Margareta Pagano: Why John Lewis's Andy is streets ahead

The best moment in the first part of BBC's new fly-on-the-wall series, Inside John Lewis, shown last week, was hearing the managing director, Andy Street, explain why he didn't mind not being paid the millions he could earn if he were working elsewhere on the high street.

When asked why he stayed at John Lewis earning only £500,000 a year, Street said he felt that what he was doing was "worthwhile". It was so uplifting to hear from a businessman at a time when there is so much mistrust about the way big business operates, and he clearly meant it, even if the hyper-active Street did come across as a little earnest. But fairness runs deep in the DNA at John Lewis, and is clearly the secret to the retailer's astonishing success. This was demonstrated again last Thursday when it reported record operating profits – up 20.5 per cent to £389.7m. Not bad in any market, but stunning in the worst recession for decades.

Record profits allowed the country's favourite retailer to pay out £151m in bonuses between its 70,000 staff, giving them a 15 per cent bonus each, equivalent to around eight weeks' pay and an average of around £2,000. While much of the media attention surrounding results always centres on the way staff share in the profit (what is left after the board decides on what goes on new investment) my own sense from the programme was that the low differentials between pay levels – and that the highest paid, Street, can only earn up to 75 times the lowest – is the real key to the obvious harmony between staff.

John Lewis's chairman, Charlie Mayfield, put it well when he said that while we live in a world where not everyone is equal, people do expect fairness. Some would say that 75 times is too high – that old bombast, Plato, for one, thought that no man should earn more than four times another, while some Quaker businesses are a little more relaxed, setting the pay difference between top and bottom at seven times.

In the UK generally, until the late 1980s, most pay differentials between the lowest and highest paid in big companies was about 60 to 80 times. Those levels have become distorted, mainly because of the way the American high-pay culture has infiltrated British companies. And now, in many FTSE 100 firms, that differential has soared to more than 300 times. It's interesting that in most European – and Japanese – companies it is still much lower than in Britain or the US, and that these countries don't seem to suffer the social divisiveness so chronic in Anglo-Saxon economies. I'm not suggesting firms should be forced to set arbitrary caps on pay, but they could do worse than study the John Lewis partnership. You only have to watch the TV series to see how this spirit of fairness is truly infectious, and you get the feeling that staff love working there, not something you can say about many workplaces.

What is surprising is that more businesses don't borrow these principles. For inspiration, they should listen to a 1957 BBC interview (on the company website) with the elderly John Spedan Lewis in which the founder of the partnership explains why he came up with his "experiment" to find a better way of managing business – a compromise between rampant capitalism and Bolshevism. He succeeded, and we haven't come up with anything much better in the past 80 years.

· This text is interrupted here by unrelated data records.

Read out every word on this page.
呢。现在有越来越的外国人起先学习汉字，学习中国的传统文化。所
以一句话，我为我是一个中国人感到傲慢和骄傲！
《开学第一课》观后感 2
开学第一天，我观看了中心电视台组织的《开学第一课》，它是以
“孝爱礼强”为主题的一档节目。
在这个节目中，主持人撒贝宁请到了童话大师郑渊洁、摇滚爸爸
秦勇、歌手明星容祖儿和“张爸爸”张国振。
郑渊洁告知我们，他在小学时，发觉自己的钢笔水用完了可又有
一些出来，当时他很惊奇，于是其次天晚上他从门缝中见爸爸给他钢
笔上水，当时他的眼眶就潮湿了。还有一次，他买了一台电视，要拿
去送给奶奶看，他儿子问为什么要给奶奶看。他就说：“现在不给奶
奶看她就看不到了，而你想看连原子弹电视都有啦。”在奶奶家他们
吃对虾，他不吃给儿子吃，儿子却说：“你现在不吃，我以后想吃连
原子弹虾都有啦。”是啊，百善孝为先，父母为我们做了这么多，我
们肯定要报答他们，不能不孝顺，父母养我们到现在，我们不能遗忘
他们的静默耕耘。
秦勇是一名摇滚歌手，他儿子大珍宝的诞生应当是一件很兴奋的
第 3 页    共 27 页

One reason for this is that equity investment is too highly taxed in this country. Both Labour and the Conservatives say they want to use the John Lewis model to improve the way the public sector works but in fact they should start with the priate. If either party were serious, it would promise to change the tax regime, which still favours debt over equity, to encourage share ownership.

If you want to know how devious a banker is – just count his wife's shoes

There seems to be a strong correlation between the number of shoes owned by bankers' wives and the duplicity to which their husbands will go to get enough money to fund them. In her new book 'The Devil's Casino: Friendship, Betrayal and the High Stakes Games Played Inside Lehman Brothers', Vicky Ward details the flashy ways of Lehman wives such as Niki Gregory, wife of president Joe, and Kathy Fuld, wife of chief executive Dick.

Ward's book reports that Niki Gregory had a shoe closet reputedly twice the size of the Jimmy Choo store in New York and used to give tours of it to other Lehman wives. On Friday we discovered that Joe and Dick had their own closet – the Repo market – into which they stuffed $50bn in loans and investments, but they didn't invite any of their friends – and certainly not their investors – to see it. According to Anton Valukas, the examiner appointed by a New York bankruptcy court to investigate Lehman's collapse, the bank used Repo 105 to hide from creditors, markets, rating agencies, its own board, and the regulators, just how much it had borrowed compared to its capital. While all banks use the repo market as a way of swapping assets for short-term loans, Lehman manipulated the transactions – something that could only be done in the UK – by moving assets representing 105 per cent or more of the cash it received in return.

Accounting rules allowed these transactions to be treated as sales, not financings, enabling Lehman to shift debt off its balance sheet so investors didn't see the full picture. This is devastating stuff, and, frankly, doesn't come as any surprise. Watch out for even more legal action. It's time investors wised up – before the event. All the signs were there – Gregory alone boasted of a personal annual budget of $15m, as well as owning a seaplane and a helicopter ready for his daily commute. Well, the Choo's on the other foot now.